Week 19 : September 19-25
Cas9-aTcdB: Because it appears that CAP has been successfully cloned, but there is trouble with transformation and expression in B. meg, Gibson assembly primers were designed for NanoLuc-aTcdB-pHis (NAP). This will serve as further validation that aTcdB can be used as a delivery system, because NanoLuc is a much smaller protein that is easier for B. meg to produce, and will be easier to validate in an assay. NanoLuc-pHis (NP) was also designed in order to validate the xylose expression system of the pHis vector that is used for protein production in B. meg.

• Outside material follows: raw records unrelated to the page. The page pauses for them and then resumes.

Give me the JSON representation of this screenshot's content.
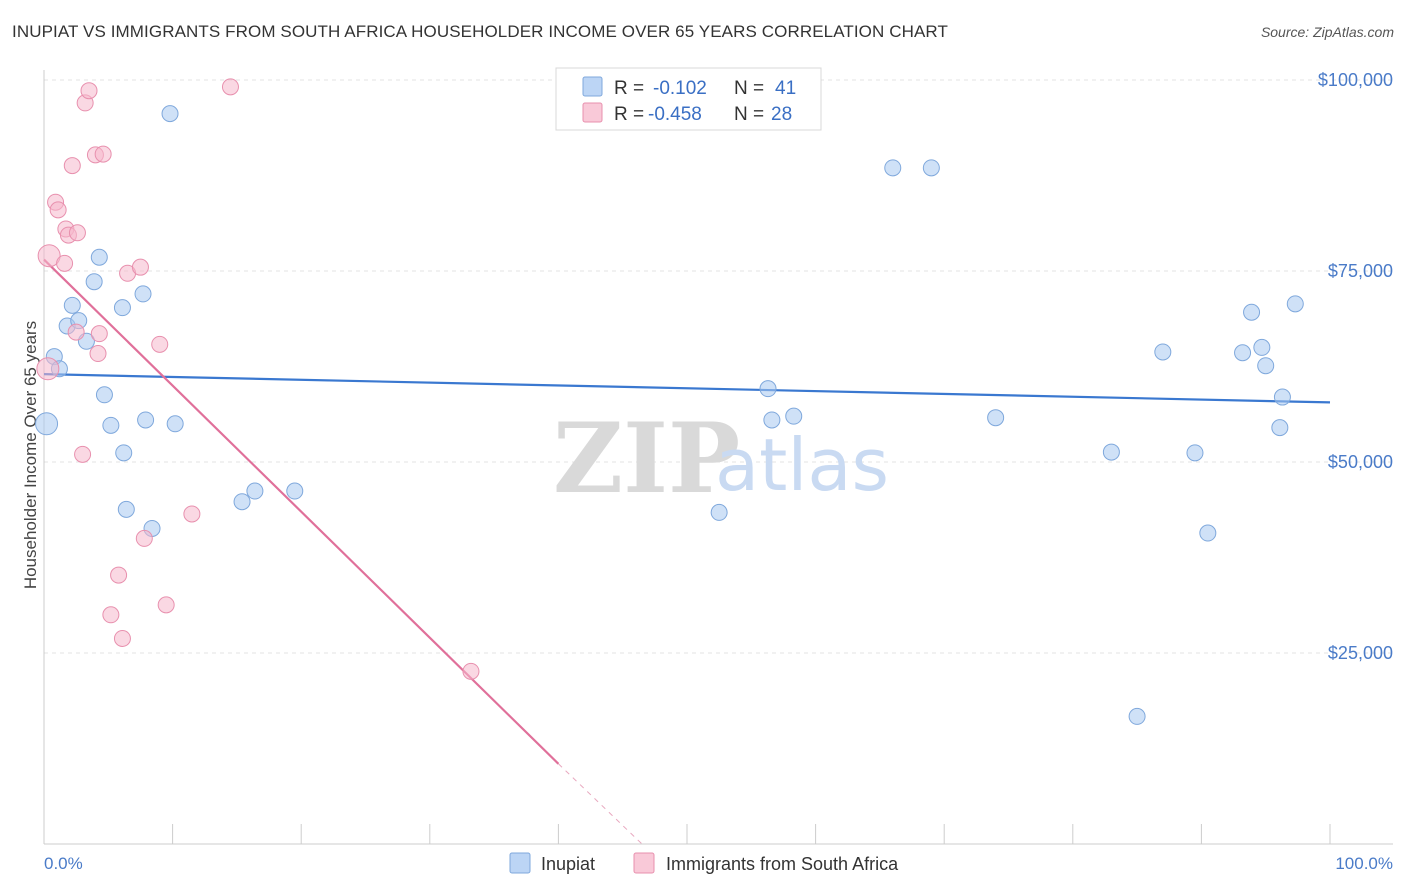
{
  "chart_data": {
    "type": "scatter",
    "title": "INUPIAT VS IMMIGRANTS FROM SOUTH AFRICA HOUSEHOLDER INCOME OVER 65 YEARS CORRELATION CHART",
    "source": "Source: ZipAtlas.com",
    "xlabel": "",
    "ylabel": "Householder Income Over 65 years",
    "xlim": [
      0,
      100
    ],
    "ylim": [
      0,
      105000
    ],
    "x_tick_labels": [
      "0.0%",
      "100.0%"
    ],
    "y_ticks": [
      {
        "value": 25000,
        "label": "$25,000"
      },
      {
        "value": 50000,
        "label": "$50,000"
      },
      {
        "value": 75000,
        "label": "$75,000"
      },
      {
        "value": 100000,
        "label": "$100,000"
      }
    ],
    "grid": true,
    "watermark": {
      "zip": "ZIP",
      "atlas": "atlas"
    },
    "legend": {
      "r_label": "R =",
      "n_label": "N =",
      "items": [
        {
          "name": "Inupiat",
          "r": "-0.102",
          "n": "41",
          "color": "#a8c8f0"
        },
        {
          "name": "Immigrants from South Africa",
          "r": "-0.458",
          "n": "28",
          "color": "#f5b8cc"
        }
      ]
    },
    "series": [
      {
        "name": "Inupiat",
        "color": "#a8c8f0",
        "stroke": "#7fa8dc",
        "trend_color": "#3a78d0",
        "trend": {
          "x": [
            0,
            100
          ],
          "y": [
            61500,
            57800
          ]
        },
        "points": [
          [
            0.2,
            55000
          ],
          [
            0.8,
            63800
          ],
          [
            1.2,
            62200
          ],
          [
            1.8,
            67800
          ],
          [
            2.2,
            70500
          ],
          [
            2.7,
            68500
          ],
          [
            3.3,
            65800
          ],
          [
            3.9,
            73600
          ],
          [
            4.3,
            76800
          ],
          [
            4.7,
            58800
          ],
          [
            5.2,
            54800
          ],
          [
            6.2,
            51200
          ],
          [
            6.4,
            43800
          ],
          [
            6.1,
            70200
          ],
          [
            7.7,
            72000
          ],
          [
            7.9,
            55500
          ],
          [
            8.4,
            41300
          ],
          [
            9.8,
            95600
          ],
          [
            10.2,
            55000
          ],
          [
            15.4,
            44800
          ],
          [
            16.4,
            46200
          ],
          [
            19.5,
            46200
          ],
          [
            52.5,
            43400
          ],
          [
            56.3,
            59600
          ],
          [
            56.6,
            55500
          ],
          [
            58.3,
            56000
          ],
          [
            66.0,
            88500
          ],
          [
            69.0,
            88500
          ],
          [
            74.0,
            55800
          ],
          [
            83.0,
            51300
          ],
          [
            85.0,
            16700
          ],
          [
            87.0,
            64400
          ],
          [
            89.5,
            51200
          ],
          [
            90.5,
            40700
          ],
          [
            93.2,
            64300
          ],
          [
            93.9,
            69600
          ],
          [
            94.7,
            65000
          ],
          [
            95.0,
            62600
          ],
          [
            96.1,
            54500
          ],
          [
            96.3,
            58500
          ],
          [
            97.3,
            70700
          ]
        ]
      },
      {
        "name": "Immigrants from South Africa",
        "color": "#f5b8cc",
        "stroke": "#e890ae",
        "trend_color": "#e0709a",
        "trend": {
          "x": [
            0,
            40
          ],
          "y": [
            76500,
            10500
          ]
        },
        "trend_dashed": {
          "x": [
            40,
            46.5
          ],
          "y": [
            10500,
            0
          ]
        },
        "points": [
          [
            0.3,
            62200
          ],
          [
            0.4,
            77000
          ],
          [
            0.9,
            84000
          ],
          [
            1.1,
            83000
          ],
          [
            1.6,
            76000
          ],
          [
            1.7,
            80500
          ],
          [
            1.9,
            79700
          ],
          [
            2.2,
            88800
          ],
          [
            2.5,
            67000
          ],
          [
            2.6,
            80000
          ],
          [
            3.0,
            51000
          ],
          [
            3.2,
            97000
          ],
          [
            3.5,
            98600
          ],
          [
            4.0,
            90200
          ],
          [
            4.6,
            90300
          ],
          [
            4.2,
            64200
          ],
          [
            4.3,
            66800
          ],
          [
            5.2,
            30000
          ],
          [
            5.8,
            35200
          ],
          [
            6.1,
            26900
          ],
          [
            6.5,
            74700
          ],
          [
            7.5,
            75500
          ],
          [
            7.8,
            40000
          ],
          [
            9.0,
            65400
          ],
          [
            9.5,
            31300
          ],
          [
            11.5,
            43200
          ],
          [
            14.5,
            99100
          ],
          [
            33.2,
            22600
          ]
        ]
      }
    ]
  }
}
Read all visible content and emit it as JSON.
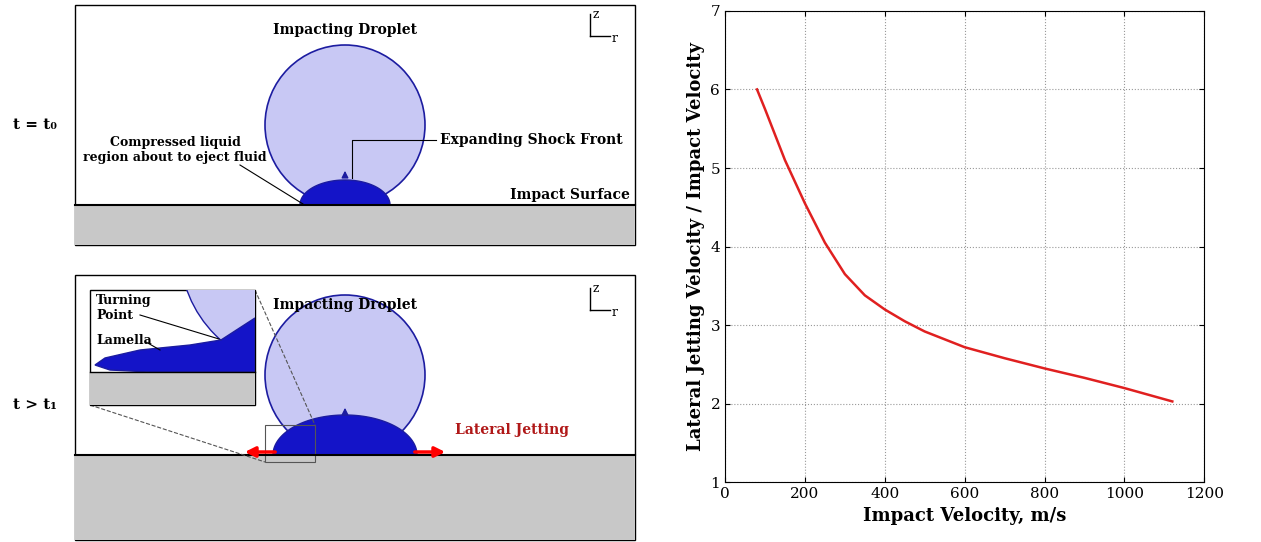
{
  "diagram": {
    "panels": [
      {
        "time": "t = t₀",
        "axes": [
          "z",
          "r"
        ],
        "droplet": "Impacting Droplet",
        "compressed": "Compressed liquid\nregion about to eject fluid",
        "shock": "Expanding Shock Front",
        "surface": "Impact Surface"
      },
      {
        "time": "t > t₁",
        "axes": [
          "z",
          "r"
        ],
        "droplet": "Impacting Droplet",
        "turning_point": "Turning\nPoint",
        "lamella": "Lamella",
        "jetting": "Lateral Jetting"
      }
    ]
  },
  "chart_data": {
    "type": "line",
    "x": [
      80,
      100,
      150,
      200,
      250,
      300,
      350,
      400,
      450,
      500,
      600,
      700,
      800,
      900,
      1000,
      1120
    ],
    "values": [
      6.0,
      5.75,
      5.1,
      4.55,
      4.05,
      3.65,
      3.38,
      3.2,
      3.05,
      2.92,
      2.72,
      2.58,
      2.45,
      2.33,
      2.2,
      2.03
    ],
    "color": "#e02020",
    "xlabel": "Impact Velocity, m/s",
    "ylabel": "Lateral Jetting Velocity / Impact Velocity",
    "xlim": [
      0,
      1200
    ],
    "xticks": [
      0,
      200,
      400,
      600,
      800,
      1000,
      1200
    ],
    "ylim": [
      1,
      7
    ],
    "yticks": [
      1,
      2,
      3,
      4,
      5,
      6,
      7
    ],
    "grid": true
  }
}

Week 20 : September 26-October 3
Cas9-aTcdB: Attempted to construct NAP and NP. PCR of most pieces worked, but AP did not. Decided to amplify AP in two segments, which would then be put together in a three fragment Gibson assembly to construct NAP. A BioBrick assembly plasmid of NanoLuc-aTcdB was designed.
Week 21 : October 4-10
Cas9-aTcdB: Re-ran the CAP-IVTT Gibson assembly, and transformed NAP, NP, and CAP-IVTT into NEB 10 beta cells. CAP-IVTT control came out very clean with many colonies from the transformation. NAP had four colonies and NP had many colonies, but the control also had a few colonies. Miniprepped a few colonies from each, and all came out with high concentrations and good DNA quality. Ran a restriction digest to confirm the CAP-IVTT plasmid, but that came out negative, so we decided to scratch the CAP-IVTT route of the project. Attempted to transform NAP, NP, and AP into MoBiTec B. meg, but no cells were present when spinning the cells down or after overnight growth of the plates.
Week 22 : October 11-17
Cas9-aTcdB: Submitted NAP, NP, and CAP-IVTT for sequencing. We used power read, but the sequencing results never came back in time for the wiki freeze. We also attempted to induce NP in E. coli to confirm by functionality, but the NanoLuc assay results came out negative. A junction PCR was run to confirm NAP and NP, results below. NanoLuc-aTcdB-pSB1C3 (NA-BioBrick) was also assembled.